If DHS seeks to recalendar your case, it must first file a Motion to Recalendar and serve it on you and your attorney (if you had one representing you in Removal Proceedings) via first class mail. The Immigration Judge must then grant DHS’s Motion to Recalendar and serve on you (and your attorney) a Notice of Hearing in Removal Proceedings.

Make sure that you have complied with the requirement to notify the Immigration Court and DHS of your address if you have moved, or you may not receive the notice. Service by first class mail at your last known address is all that the law requires, and you will be ordered removed in absentia if you fail to appear at your recalendared hearing.

I JUST RECEIVED A MOTION TO RECALENDAR FROM DHS, WHAT DO I DO? +

Contact Us IMMEDIATELY to determine if you are eligible for any relief from removal.

I AM NOW ELIGIBLE FOR RELIEF FROM REMOVAL BUT DHS HAS NOT SOUGHT TO RECALENDAR MY CASE, WHAT CAN I DO? +

You can file a Motion to Recalendar your case. Contact Us today to find out how and to make sure that you are in fact eligible for the relief from removal that you are seeking.


I Have An Order of Removal, Can You Help Me?

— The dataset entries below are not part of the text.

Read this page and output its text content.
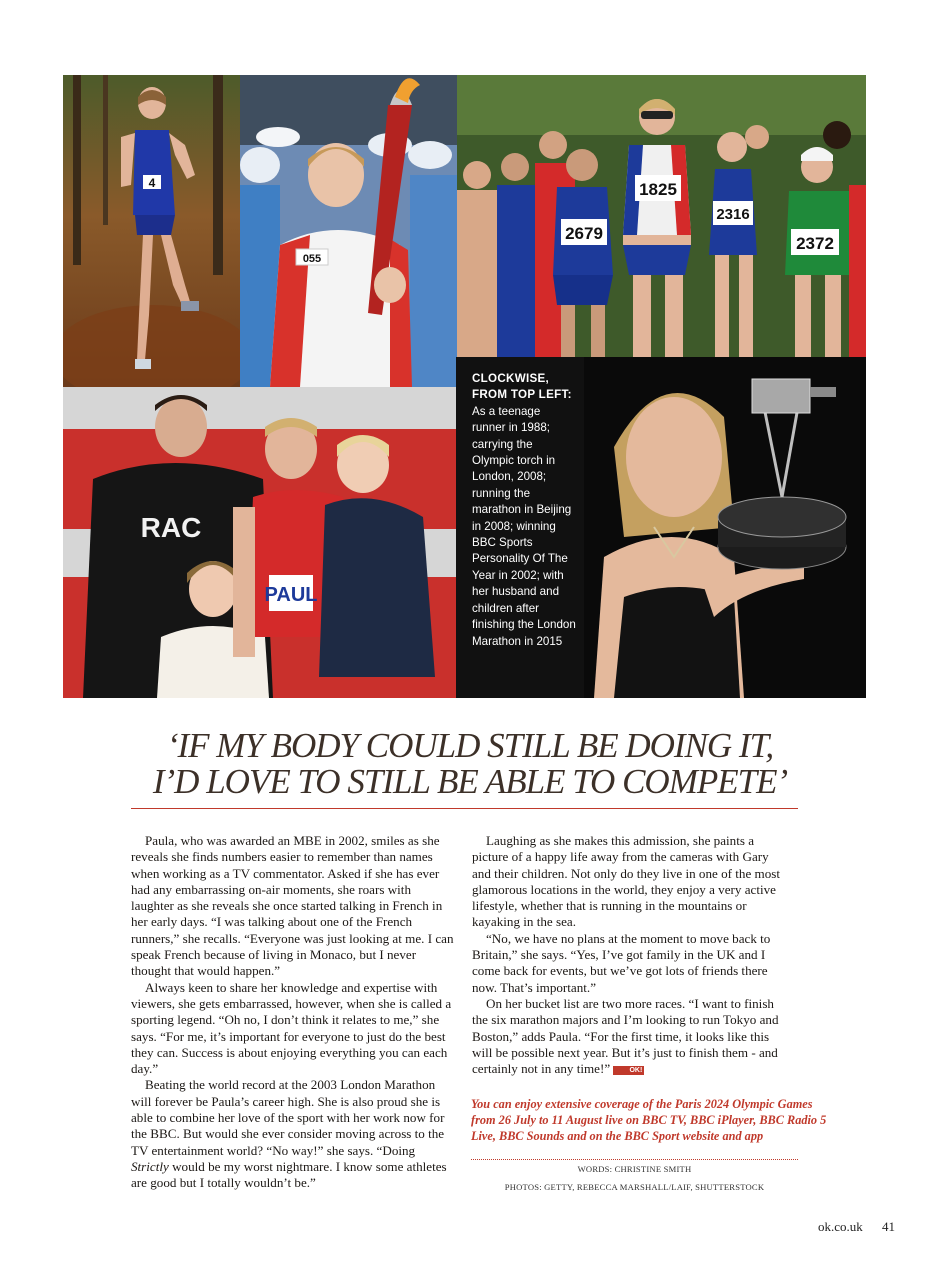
4
055
2679
1825
2316
2372
RAC
PAUL
CLOCKWISE, FROM TOP LEFT: As a teenage runner in 1988; carrying the Olympic torch in London, 2008; running the marathon in Beijing in 2008; winning BBC Sports Personality Of The Year in 2002; with her husband and children after finishing the London Marathon in 2015
‘IF MY BODY COULD STILL BE DOING IT,
I’D LOVE TO STILL BE ABLE TO COMPETE’

Paula, who was awarded an MBE in 2002, smiles as she reveals she finds numbers easier to remember than names when working as a TV commentator. Asked if she has ever had any embarrassing on-air moments, she roars with laughter as she reveals she once started talking in French in her early days. “I was talking about one of the French runners,” she recalls. “Everyone was just looking at me. I can speak French because of living in Monaco, but I never thought that would happen.”

Always keen to share her knowledge and expertise with viewers, she gets embarrassed, however, when she is called a sporting legend. “Oh no, I don’t think it relates to me,” she says. “For me, it’s important for everyone to just do the best they can. Success is about enjoying everything you can each day.”

Beating the world record at the 2003 London Marathon will forever be Paula’s career high. She is also proud she is able to combine her love of the sport with her work now for the BBC. But would she ever consider moving across to the TV entertainment world? “No way!” she says. “Doing Strictly would be my worst nightmare. I know some athletes are good but I totally wouldn’t be.”

Laughing as she makes this admission, she paints a picture of a happy life away from the cameras with Gary and their children. Not only do they live in one of the most glamorous locations in the world, they enjoy a very active lifestyle, whether that is running in the mountains or kayaking in the sea.

“No, we have no plans at the moment to move back to Britain,” she says. “Yes, I’ve got family in the UK and I come back for events, but we’ve got lots of friends there now. That’s important.”

On her bucket list are two more races. “I want to finish the six marathon majors and I’m looking to run Tokyo and Boston,” adds Paula. “For the first time, it looks like this will be possible next year. But it’s just to finish them - and certainly not in any time!”	OK!

You can enjoy extensive coverage of the Paris 2024 Olympic Games from 26 July to 11 August live on BBC TV, BBC iPlayer, BBC Radio 5 Live, BBC Sounds and on the BBC Sport website and app
WORDS: CHRISTINE SMITH
PHOTOS: GETTY, REBECCA MARSHALL/LAIF, SHUTTERSTOCK
ok.co.uk 41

If you already have been issued an Order of Removal, there may still be relief available to you depending on the circumstances surrounding the Removal Order. We will need to make a Freedom of Information Act (FOIA) Request in order to obtain your immigration file before we can know what, if any, relief from removal may be available. There are different ways to get your case back before the Immigration Judge:

I-212 WAIVER +

  • INFORMATION COMING SOON

MOTION TO REOPEN +

A Motion to Reopen seeks to reopen proceedings so that new evidence can be presented so that a new decision can be entered on a different factual record — normally after a further evidentiary hearing. A Motion to Reopen will not be granted unless the Immigration Judge is satisfied that the evidence sought to be offered is material and was not available and could not have been discovered or presented at the former hearing.

MOTION TO RECONSIDER +

A Motion to Reconsider requests that the original decision be reexamined in light of additional legal arguments, a change of law, or an argument or aspect of the case that was overlooked. A Motion to Reconsider must specify the errors of law or fact in a previous order and must be supported by pertinent authority.

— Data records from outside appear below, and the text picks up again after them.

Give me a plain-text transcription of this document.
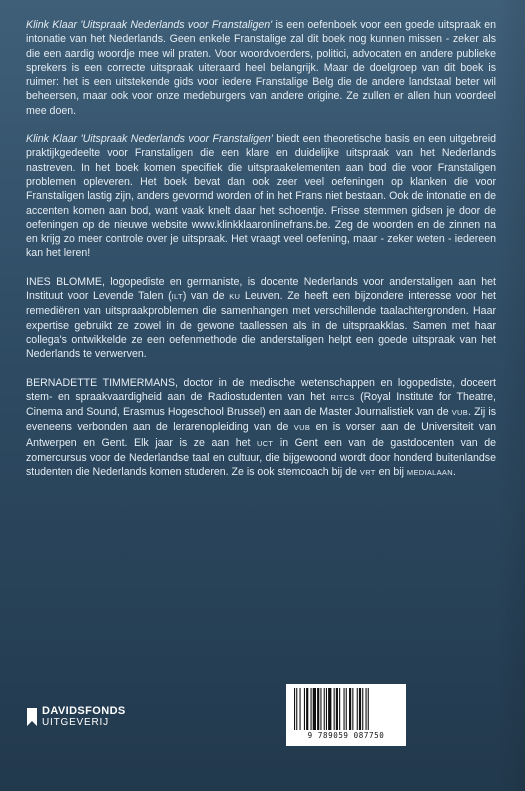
Klink Klaar 'Uitspraak Nederlands voor Franstaligen' is een oefenboek voor een goede uitspraak en intonatie van het Nederlands. Geen enkele Franstalige zal dit boek nog kunnen missen - zeker als die een aardig woordje mee wil praten. Voor woordvoerders, politici, advocaten en andere publieke sprekers is een correcte uitspraak uiteraard heel belangrijk. Maar de doelgroep van dit boek is ruimer: het is een uitstekende gids voor iedere Franstalige Belg die de andere landstaal beter wil beheersen, maar ook voor onze medeburgers van andere origine. Ze zullen er allen hun voordeel mee doen.

Klink Klaar 'Uitspraak Nederlands voor Franstaligen' biedt een theoretische basis en een uitgebreid praktijkgedeelte voor Franstaligen die een klare en duidelijke uitspraak van het Nederlands nastreven. In het boek komen specifiek die uitspraakelementen aan bod die voor Franstaligen problemen opleveren. Het boek bevat dan ook zeer veel oefeningen op klanken die voor Franstaligen lastig zijn, anders gevormd worden of in het Frans niet bestaan. Ook de intonatie en de accenten komen aan bod, want vaak knelt daar het schoentje. Frisse stemmen gidsen je door de oefeningen op de nieuwe website www.klinkklaaronlinefrans.be. Zeg de woorden en de zinnen na en krijg zo meer controle over je uitspraak. Het vraagt veel oefening, maar - zeker weten - iedereen kan het leren!

INES BLOMME, logopediste en germaniste, is docente Nederlands voor anderstaligen aan het Instituut voor Levende Talen (ILT) van de KU Leuven. Ze heeft een bijzondere interesse voor het remediëren van uitspraakproblemen die samenhangen met verschillende taalachtergronden. Haar expertise gebruikt ze zowel in de gewone taallessen als in de uitspraakklas. Samen met haar collega's ontwikkelde ze een oefenmethode die anderstaligen helpt een goede uitspraak van het Nederlands te verwerven.

BERNADETTE TIMMERMANS, doctor in de medische wetenschappen en logopediste, doceert stem- en spraakvaardigheid aan de Radiostudenten van het RITCS (Royal Institute for Theatre, Cinema and Sound, Erasmus Hogeschool Brussel) en aan de Master Journalistiek van de VUB. Zij is eveneens verbonden aan de lerarenopleiding van de VUB en is vorser aan de Universiteit van Antwerpen en Gent. Elk jaar is ze aan het UCT in Gent een van de gastdocenten van de zomercursus voor de Nederlandse taal en cultuur, die bijgewoond wordt door honderd buitenlandse studenten die Nederlands komen studeren. Ze is ook stemcoach bij de VRT en bij MEDIALAAN.

DAVIDSFONDS
UITGEVERIJ
9 789059 087750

ORDER OF REMOVAL IN ABSENTIA +

If you fail to personally appear at any of your scheduled immigration court dates, the Immigration Judge will immediately enter an Order of Removal in absentia against you. In order to have the in absentia removal order vacated, you must:

  1. File within 180 days of the entry of the removal, AND;

  2. Prove that you failed to appear due to "exceptional circumstances."

The 180-day filing deadline does not apply if you failed to appear because you:

  1. Did not receive proper notice as required, OR;

  2. Were in federal or state custody.

APPEALS TO THE BOARD OF IMMIGRATION APPEALS (“BIA”) +

The BIA hears all appeals from orders of the Immigration Judges, as well as a few direct appeals from USCIS decisions. Generally, you have 30 days to appeal an adverse decision. There are a very limited number of issues that may be appealed. Appeals cannot be used to argue facts. There must be a legal question at issue.

FEDERAL APPEAL - U.S. COURT OF APPEALS, 2ND CIRCUIT +

The U.S. Federal Circuit Courts have the statutory authority to review specific BIA decisions. The 2nd Circuit Court of Appeals hears all decisions made by Immigration Judges in New York and Connecticut.